Today’s Times leads with a story on surgical removal of lymph nodes in women with breast cancer. The dramatic digital headline, Lymph Node Study Shakes Pillar of Breast Cancer Care, made me tremble at first glance. The article by Denise Grady covers a new report* in the Journal of the American Medical Association (JAMA).

The key finding is that for women with apparently limited disease before surgery who undergo subsequent radiation and chemotherapy, taking out all the cancerous nodes from the axilla (armpit) has no advantage.

I read the original publication and took some notes:

The randomized study, carried out by the American College of Surgeons, involved 891 women with early-stage breast cancer without palpable lymph nodes in the armpit. All underwent lumpectomy and sentinel lymph node examination that was positive – meaning that pathologists observed malignant cells in a sentinel lymph node. Half of the women underwent complete axillary lymph node dissection, by removal of 10 or more lymph nodes, and half did not undergo removal of additional nodes. All of the patients received radiation therapy and the overwhelming majority (>96%) got chemotherapy. The proportions of women treated with endocrine therapy were similar between the two treatment groups.
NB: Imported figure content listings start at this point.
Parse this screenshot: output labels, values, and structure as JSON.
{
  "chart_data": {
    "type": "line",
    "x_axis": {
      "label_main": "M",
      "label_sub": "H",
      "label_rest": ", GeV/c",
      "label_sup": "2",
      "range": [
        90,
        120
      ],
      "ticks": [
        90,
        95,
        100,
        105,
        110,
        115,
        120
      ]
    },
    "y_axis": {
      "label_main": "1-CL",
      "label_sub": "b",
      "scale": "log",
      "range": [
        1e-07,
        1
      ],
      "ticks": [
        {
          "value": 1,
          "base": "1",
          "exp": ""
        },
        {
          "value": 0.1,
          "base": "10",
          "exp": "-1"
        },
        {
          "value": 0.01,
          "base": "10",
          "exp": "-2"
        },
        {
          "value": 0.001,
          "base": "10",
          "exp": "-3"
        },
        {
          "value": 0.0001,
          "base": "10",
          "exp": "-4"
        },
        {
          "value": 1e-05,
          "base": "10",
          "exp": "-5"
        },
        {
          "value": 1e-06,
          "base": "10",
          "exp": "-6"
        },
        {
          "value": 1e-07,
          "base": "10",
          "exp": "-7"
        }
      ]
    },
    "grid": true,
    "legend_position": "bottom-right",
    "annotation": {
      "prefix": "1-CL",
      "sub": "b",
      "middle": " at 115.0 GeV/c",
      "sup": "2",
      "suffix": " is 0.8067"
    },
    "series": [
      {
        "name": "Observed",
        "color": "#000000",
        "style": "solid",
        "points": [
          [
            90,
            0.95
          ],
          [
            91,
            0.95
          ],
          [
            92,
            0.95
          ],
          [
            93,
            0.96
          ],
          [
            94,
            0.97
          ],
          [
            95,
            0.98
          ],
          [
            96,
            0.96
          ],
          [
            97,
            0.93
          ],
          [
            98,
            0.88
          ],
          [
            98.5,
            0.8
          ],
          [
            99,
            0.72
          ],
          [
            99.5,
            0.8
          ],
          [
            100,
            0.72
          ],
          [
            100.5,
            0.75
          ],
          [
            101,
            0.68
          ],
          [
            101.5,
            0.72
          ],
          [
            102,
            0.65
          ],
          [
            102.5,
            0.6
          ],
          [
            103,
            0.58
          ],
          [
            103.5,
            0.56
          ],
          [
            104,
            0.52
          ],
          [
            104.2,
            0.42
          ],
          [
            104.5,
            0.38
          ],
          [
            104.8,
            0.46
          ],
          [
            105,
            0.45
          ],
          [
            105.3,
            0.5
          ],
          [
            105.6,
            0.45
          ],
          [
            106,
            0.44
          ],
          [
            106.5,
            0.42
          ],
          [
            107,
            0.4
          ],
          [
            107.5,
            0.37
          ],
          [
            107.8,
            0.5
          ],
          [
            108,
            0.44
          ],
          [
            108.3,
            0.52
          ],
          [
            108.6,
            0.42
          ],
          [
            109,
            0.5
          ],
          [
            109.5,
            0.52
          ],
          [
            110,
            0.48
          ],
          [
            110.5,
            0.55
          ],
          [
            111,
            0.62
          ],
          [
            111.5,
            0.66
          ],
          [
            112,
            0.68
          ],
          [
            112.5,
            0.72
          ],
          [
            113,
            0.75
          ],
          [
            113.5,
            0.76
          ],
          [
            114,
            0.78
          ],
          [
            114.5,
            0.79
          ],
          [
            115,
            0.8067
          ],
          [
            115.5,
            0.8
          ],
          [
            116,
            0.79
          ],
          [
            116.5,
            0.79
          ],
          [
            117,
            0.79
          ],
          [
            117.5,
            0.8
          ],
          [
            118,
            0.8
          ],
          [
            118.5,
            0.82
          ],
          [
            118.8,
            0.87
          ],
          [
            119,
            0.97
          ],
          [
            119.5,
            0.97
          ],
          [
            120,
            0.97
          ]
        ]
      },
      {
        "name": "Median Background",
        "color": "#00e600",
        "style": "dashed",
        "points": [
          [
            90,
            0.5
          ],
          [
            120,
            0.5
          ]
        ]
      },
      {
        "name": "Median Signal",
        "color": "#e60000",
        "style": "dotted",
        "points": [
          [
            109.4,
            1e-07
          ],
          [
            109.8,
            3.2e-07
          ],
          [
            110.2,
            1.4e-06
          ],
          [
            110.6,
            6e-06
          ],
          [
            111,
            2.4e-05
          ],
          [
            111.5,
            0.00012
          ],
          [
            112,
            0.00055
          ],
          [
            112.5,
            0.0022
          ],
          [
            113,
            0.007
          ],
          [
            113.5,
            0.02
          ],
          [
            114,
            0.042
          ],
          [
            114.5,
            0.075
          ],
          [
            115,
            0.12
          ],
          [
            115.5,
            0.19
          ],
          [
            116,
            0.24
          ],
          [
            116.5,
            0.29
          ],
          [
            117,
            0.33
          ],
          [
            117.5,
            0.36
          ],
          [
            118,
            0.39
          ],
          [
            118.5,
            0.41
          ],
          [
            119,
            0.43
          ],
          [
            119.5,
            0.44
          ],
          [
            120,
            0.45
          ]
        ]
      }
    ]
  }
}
What the researchers found was that removing additional glands didn’t improve survival in women who had positive (involved) sentinel nodes upon lumpectomy. Survival was measured at 5 years, and the median follow-up was 6.3 years. There was no difference in overall or disease-free survival. This finding supports that for breast cancer patients who will have radiation and chemotherapy, it’s OK for surgeons to leave malignant lymph nodes in place rather than remove those by more aggressive surgery.

Why this matters:

In the majority of BC patients, the lymph nodes in the armpit are not noticeably enlarged at the time of diagnosis. But one in five will have a malignant node detected at surgery. Up until now the standard of care would include a complete axillary lymph node dissection in those women. This procedure can lead to lymphedema, a condition of chronic arm and hand swelling that can be painful and disabling. Lymphedema affects a small but significant fraction of the growing ranks of women – approaching 3 million in the U.S. – who are alive after breast cancer treatment.

According to the Times article, the new research findings could eliminate the need for axillary lymph node dissection in as many as 40,000 women in the U.S. each year: “The discovery turns standard medical practice on its head.”

I’m not so sure I’d go so far as saying that – mainly because I don’t find the results surprising. But I do think it’s a study that matters: The implications bear on costs of breast cancer care (and, yes, on the “costs” of mammography and finding BC) and should have a positive effect on the quality of life for millions of women living after breast cancer treatment. There’s the potential to reduce surgery, and its complications, for the majority of new breast cancer cases.

Why aren’t the results surprising?

Breast cancer treatment, and our understanding of breast cancer biology, has advanced steadily in the past 25 years.

Now it’s routine to give treatments – like chemotherapy, hormone modulators or antibodies like Herceptin – that target breast cancer cells where-ever they reside in the body. The whole point of adjuvant therapy is to destroy malignant cells remaining after surgery. If there are some residual lymph nodes with malignant cells in the armpit region, those would likely be destroyed by chemotherapy and other treatments, combined with radiation to the affected chest and underarm area.

What are the study’s limitations?

What’s not adequately addressed is the situation for women who undergo mastectomy and don’t get radiation, as is standard after lumpectomy.

Another limitation is the study’s relatively short follow-up, of just over 5 years. This is a valid concern in any study of BC survival, but my own opinion is that the axillary node intervention is unlikely to result in a big difference later on. That’s because in 2011 what matters most for treatment decisions, after diagnosis and initial surgery, is the nature – in terms of genetic and molecular features – of the malignant cells.

It happens the NEJM ran a relevant paper on sentinel node dissection last week; we should explore those findings, tomorrow.